On top of that, the personal strains between Danielle and Maya aren’t quite as fleshed out as they should be. Though Sennott and Gordon share incredible chemistry and exchange some wicked verbal spars, the animosity and unresolved issues undermining their dynamic are vaguely defined, so much so that when a romantic twist between the two occurs late in the film, the scene feels abrupt and forced. Character continuity, or lack thereof, is a recurring weakness throughout “Shiva Baby” that sometimes makes it difficult to buy into the motivations that lead from one development to the next.

Imperfect as it may be, though, “Shiva Baby” is a competently made, frequently funny, and promising start for both Seligman and Sennott. While it certainly could have used a bit more narrative meat on its bones to further ground its material, “Shiva Baby” deftly confronts the grief of not having everything figured out when you feel like you’re supposed to, a theme that’s as indicative of millennial malaise as it is of Jewish guilt.

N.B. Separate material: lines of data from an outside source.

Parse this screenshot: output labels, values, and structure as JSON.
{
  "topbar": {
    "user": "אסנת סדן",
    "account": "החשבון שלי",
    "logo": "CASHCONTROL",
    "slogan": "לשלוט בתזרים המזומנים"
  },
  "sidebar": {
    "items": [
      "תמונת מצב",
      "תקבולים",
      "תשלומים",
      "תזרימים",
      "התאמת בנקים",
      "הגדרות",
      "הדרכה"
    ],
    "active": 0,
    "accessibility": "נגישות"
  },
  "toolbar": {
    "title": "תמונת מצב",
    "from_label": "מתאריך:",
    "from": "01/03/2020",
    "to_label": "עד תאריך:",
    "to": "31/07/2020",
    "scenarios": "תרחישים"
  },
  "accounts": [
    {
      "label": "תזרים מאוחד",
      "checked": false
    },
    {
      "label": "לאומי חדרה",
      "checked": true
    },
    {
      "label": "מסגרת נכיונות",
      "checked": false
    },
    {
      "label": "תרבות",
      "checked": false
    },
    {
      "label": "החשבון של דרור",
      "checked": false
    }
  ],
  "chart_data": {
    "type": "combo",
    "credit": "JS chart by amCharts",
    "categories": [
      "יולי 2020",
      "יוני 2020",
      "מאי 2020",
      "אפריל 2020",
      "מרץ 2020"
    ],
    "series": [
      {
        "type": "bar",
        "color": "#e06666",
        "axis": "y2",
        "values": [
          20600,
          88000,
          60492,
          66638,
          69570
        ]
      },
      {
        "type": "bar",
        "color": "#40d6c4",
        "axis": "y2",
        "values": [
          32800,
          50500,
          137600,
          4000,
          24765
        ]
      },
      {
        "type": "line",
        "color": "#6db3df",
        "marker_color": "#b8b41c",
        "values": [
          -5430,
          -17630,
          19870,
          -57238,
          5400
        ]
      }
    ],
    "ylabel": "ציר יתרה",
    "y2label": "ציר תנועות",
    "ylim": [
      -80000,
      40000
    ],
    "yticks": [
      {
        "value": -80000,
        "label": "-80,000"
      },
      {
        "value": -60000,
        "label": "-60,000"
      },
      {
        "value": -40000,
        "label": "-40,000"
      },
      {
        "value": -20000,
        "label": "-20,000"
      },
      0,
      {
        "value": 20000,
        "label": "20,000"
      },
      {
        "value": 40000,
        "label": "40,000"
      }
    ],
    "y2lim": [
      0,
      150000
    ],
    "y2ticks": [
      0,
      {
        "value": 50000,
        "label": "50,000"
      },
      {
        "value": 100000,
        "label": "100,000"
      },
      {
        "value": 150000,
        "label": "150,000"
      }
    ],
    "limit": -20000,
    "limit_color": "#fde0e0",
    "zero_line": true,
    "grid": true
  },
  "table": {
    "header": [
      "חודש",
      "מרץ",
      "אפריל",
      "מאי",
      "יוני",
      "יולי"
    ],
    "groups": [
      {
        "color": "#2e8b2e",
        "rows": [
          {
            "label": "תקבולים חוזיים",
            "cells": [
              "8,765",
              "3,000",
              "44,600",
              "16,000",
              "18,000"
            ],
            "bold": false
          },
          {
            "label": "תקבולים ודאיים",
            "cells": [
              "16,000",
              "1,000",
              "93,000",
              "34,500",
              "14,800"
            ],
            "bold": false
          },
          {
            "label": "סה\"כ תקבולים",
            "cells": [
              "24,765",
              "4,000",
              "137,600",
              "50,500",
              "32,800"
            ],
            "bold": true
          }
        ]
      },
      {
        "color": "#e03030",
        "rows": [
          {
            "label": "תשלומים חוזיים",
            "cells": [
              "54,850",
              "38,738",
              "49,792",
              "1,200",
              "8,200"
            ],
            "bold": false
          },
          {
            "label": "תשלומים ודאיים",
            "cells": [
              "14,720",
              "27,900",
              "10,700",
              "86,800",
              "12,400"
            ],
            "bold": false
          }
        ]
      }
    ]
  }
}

The title’s astute play on words speaks to this juncture, with “shiva” exemplifying a constant reminder of our mortality and “baby” representing our inner child crying out for guidance, attention and love. Toward the end of the film, there’s a moment that synthesizes these two labels, when Max’s infant wails in the middle of Mourner’s Kaddish. The camera lingers on Danielle’s terrified visage, capturing a reaction of existential nausea that can only be summarized by two words: Oy vey.


Sam Rosenberg, a University of Michigan alumnus, is a screenwriter and freelance writer.